Politics

Say what you will about Blair and Brown; at least they took the job of government seriously

Over the past couple of days, I’ve been watching the BBC series Blair and Brown: The New Labour Revolution. It’s really interesting, although you do need to be a bit of a geek for this topic. I would really recommend watching it though. Not only was it a time of real change in the country, but it was the only time we have ever had a multi-term Labour government. Before Blair became leader of the party, Labour had never managed to be re-elected to government (I don’t think the 1966 election is generally counted because that election was called 18 months after they had squeaked into power).

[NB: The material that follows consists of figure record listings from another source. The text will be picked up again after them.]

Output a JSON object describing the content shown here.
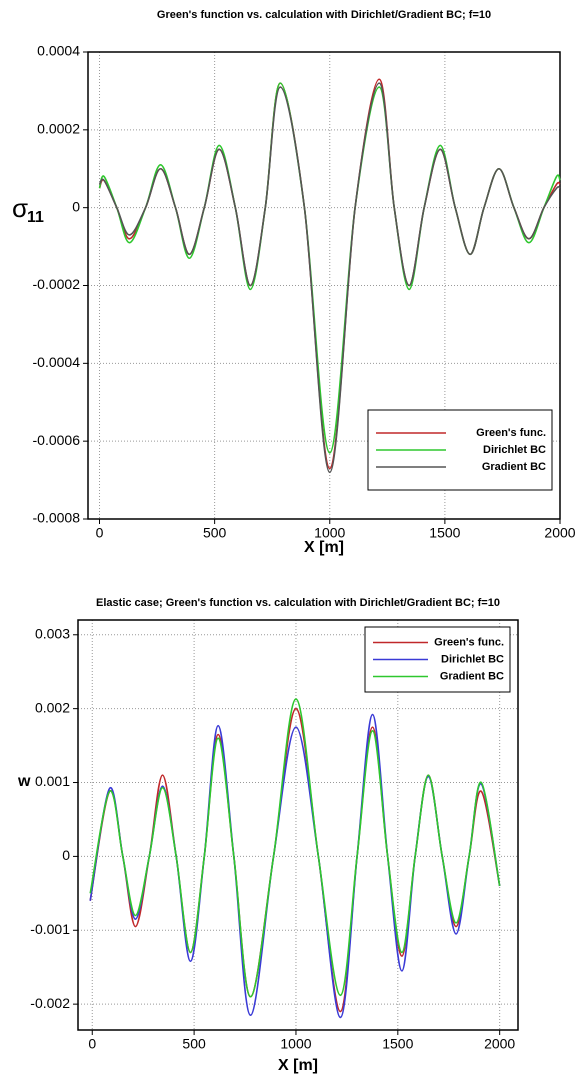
{
  "chart_data": [
    {
      "type": "line",
      "title": "Green's function vs. calculation with Dirichlet/Gradient BC; f=10",
      "x_label": "X [m]",
      "y_label": "σ",
      "y_label_subscript": "11",
      "x": [
        0,
        20,
        75,
        130,
        200,
        265,
        330,
        390,
        455,
        520,
        590,
        655,
        720,
        785,
        890,
        1000,
        1110,
        1215,
        1280,
        1345,
        1410,
        1480,
        1545,
        1610,
        1670,
        1735,
        1800,
        1865,
        1930,
        1985,
        2000
      ],
      "series": [
        {
          "name": "Green's func.",
          "color": "#c0282a",
          "values": [
            5e-05,
            7e-05,
            0,
            -8e-05,
            0,
            0.0001,
            0,
            -0.00012,
            0,
            0.00015,
            0,
            -0.0002,
            0,
            0.00032,
            0,
            -0.00067,
            0,
            0.00033,
            0,
            -0.0002,
            0,
            0.00015,
            0,
            -0.00012,
            0,
            0.0001,
            0,
            -8e-05,
            0,
            6e-05,
            6e-05
          ]
        },
        {
          "name": "Dirichlet  BC",
          "color": "#2ec72e",
          "values": [
            5e-05,
            8e-05,
            0,
            -9e-05,
            0,
            0.00011,
            0,
            -0.00013,
            0,
            0.00016,
            0,
            -0.00021,
            0,
            0.00032,
            0,
            -0.00063,
            0,
            0.00031,
            0,
            -0.00021,
            0,
            0.00016,
            0,
            -0.00012,
            0,
            0.0001,
            0,
            -9e-05,
            0,
            8e-05,
            7e-05
          ]
        },
        {
          "name": "Gradient  BC",
          "color": "#555555",
          "values": [
            6e-05,
            7e-05,
            0,
            -7e-05,
            0,
            0.0001,
            0,
            -0.00012,
            0,
            0.00015,
            0,
            -0.0002,
            0,
            0.00031,
            0,
            -0.00068,
            0,
            0.00032,
            0,
            -0.0002,
            0,
            0.00015,
            0,
            -0.00012,
            0,
            0.0001,
            0,
            -8e-05,
            0,
            5e-05,
            5e-05
          ]
        }
      ],
      "xlim": [
        -50,
        2000
      ],
      "ylim": [
        -0.0008,
        0.0004
      ],
      "xticks": [
        0,
        500,
        1000,
        1500,
        2000
      ],
      "yticks": [
        -0.0008,
        -0.0006,
        -0.0004,
        -0.0002,
        0,
        0.0002,
        0.0004
      ],
      "grid": true,
      "legend": "lower right"
    },
    {
      "type": "line",
      "title": "Elastic case; Green's function vs. calculation with Dirichlet/Gradient BC; f=10",
      "x_label": "X [m]",
      "y_label": "w",
      "x": [
        -10,
        85,
        150,
        212,
        280,
        345,
        412,
        482,
        550,
        618,
        695,
        777,
        890,
        1000,
        1110,
        1218,
        1300,
        1376,
        1450,
        1520,
        1585,
        1650,
        1718,
        1786,
        1850,
        1910,
        2000
      ],
      "series": [
        {
          "name": "Green's func.",
          "color": "#c0282a",
          "values": [
            -0.0006,
            0.00088,
            0,
            -0.00095,
            0,
            0.0011,
            0,
            -0.0013,
            0,
            0.00165,
            0,
            -0.0019,
            0,
            0.002,
            0,
            -0.0021,
            0,
            0.00175,
            0,
            -0.00135,
            0,
            0.0011,
            0,
            -0.00095,
            0,
            0.00088,
            -0.0004
          ]
        },
        {
          "name": "Dirichlet BC",
          "color": "#3a3ad6",
          "values": [
            -0.0006,
            0.00092,
            0,
            -0.00085,
            0,
            0.00095,
            0,
            -0.00142,
            0,
            0.00177,
            0,
            -0.00215,
            0,
            0.00175,
            0,
            -0.00218,
            0,
            0.00192,
            0,
            -0.00155,
            0,
            0.00108,
            0,
            -0.00105,
            0,
            0.00098,
            -0.0004
          ]
        },
        {
          "name": "Gradient BC",
          "color": "#2ec72e",
          "values": [
            -0.0005,
            0.00088,
            0,
            -0.0008,
            0,
            0.00093,
            0,
            -0.0013,
            0,
            0.0016,
            0,
            -0.0019,
            0,
            0.00213,
            0,
            -0.00188,
            0,
            0.0017,
            0,
            -0.0013,
            0,
            0.0011,
            0,
            -0.0009,
            0,
            0.001,
            -0.0004
          ]
        }
      ],
      "xlim": [
        -70,
        2090
      ],
      "ylim": [
        -0.00235,
        0.0032
      ],
      "xticks": [
        0,
        500,
        1000,
        1500,
        2000
      ],
      "yticks": [
        -0.002,
        -0.001,
        0,
        0.001,
        0.002,
        0.003
      ],
      "grid": true,
      "legend": "upper right"
    }
  ]
}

The shots where the camera just lingers on the faces of Blair and Brown after an answer is riveting to watch. There are consequences to the decisions that you take when in high office. And you can tell from their expressions that the consequences of the decisions they took weigh very heavily on them. That is even more true for Blair, who of course will have the spectre of Iraq over him forever. Brown also has plenty to think on from his time as Chancellor and then Prime Minister. But most importantly it is absolutely clear from the show that both men took the job of being Prime Minister absolutely, deadly seriously. Whatever you may think of their politics, their choices and the consequences of those choices, you have to give them that.

And the reason I say that is because I simply don’t see that in the current occupant of Number 10 Downing Street. I disagree with almost every policy position he has ever taken, certainly before COVID hit, but it is also the attitude he gives off every time he is being interviewed, or making a public statement or anything like that. I never see any evidence that Boris Johnson has any reverence for the job he has been given by the British public. No matter what he says, I just don’t think he takes the job seriously.  It’s as if he feels that being Prime Minister is his just due, without having considered that he might want an agenda to go with the position. Being Prime Minister doesn’t mean anything if you don’t know what the hell you’re going to do once you’re there. And Boris Johnson never had an agenda that he truly believes in. I don’t think he truly believes in anything. Blair and Brown both had agendas and ideas that they wanted to push through. Ideas that they genuinely felt would improve the lives of everybody living in the country. Boris Johnson’s most defining policy is one that he jumped on the bandwagon of. Until the referendum was called, Johnson had never once openly advocated for Britain to leave the European Union; he had been critical of it, sure. He had written many articles decrying the EU, even if he made up what he was criticising them over; Johnson genuinely wrote an article claiming the EU was attempting to ban prawn cocktail flavour crisps, it was totally disproved, and yet he still used it as part of his pitch for leaving the EU; reminds of something he had written on the side of a bus that he posed next to, doesn’t it? Or how about the time he decided to try and illegally suspend Parliament to force through any old version of Brexit without Parliamentary approval because trying to debate in the Commons was too much of a ‘rigamarole’?  

That has always been this Prime Minister’s shortcoming. He wants the position and the power of that position, but he doesn’t want to have to do anything with it. He just wants to be Prime Minister. He is the single laziest man to take the job for decades. Everyone else has had a programme that they wanted to implement. Johnson has nothing. This government seems to make up policy as they go and then drop it quicker than a scalding hot plate if it turns out to be unpopular. Whatever you may think of Blair and Brown, they at least took the job of running the country seriously.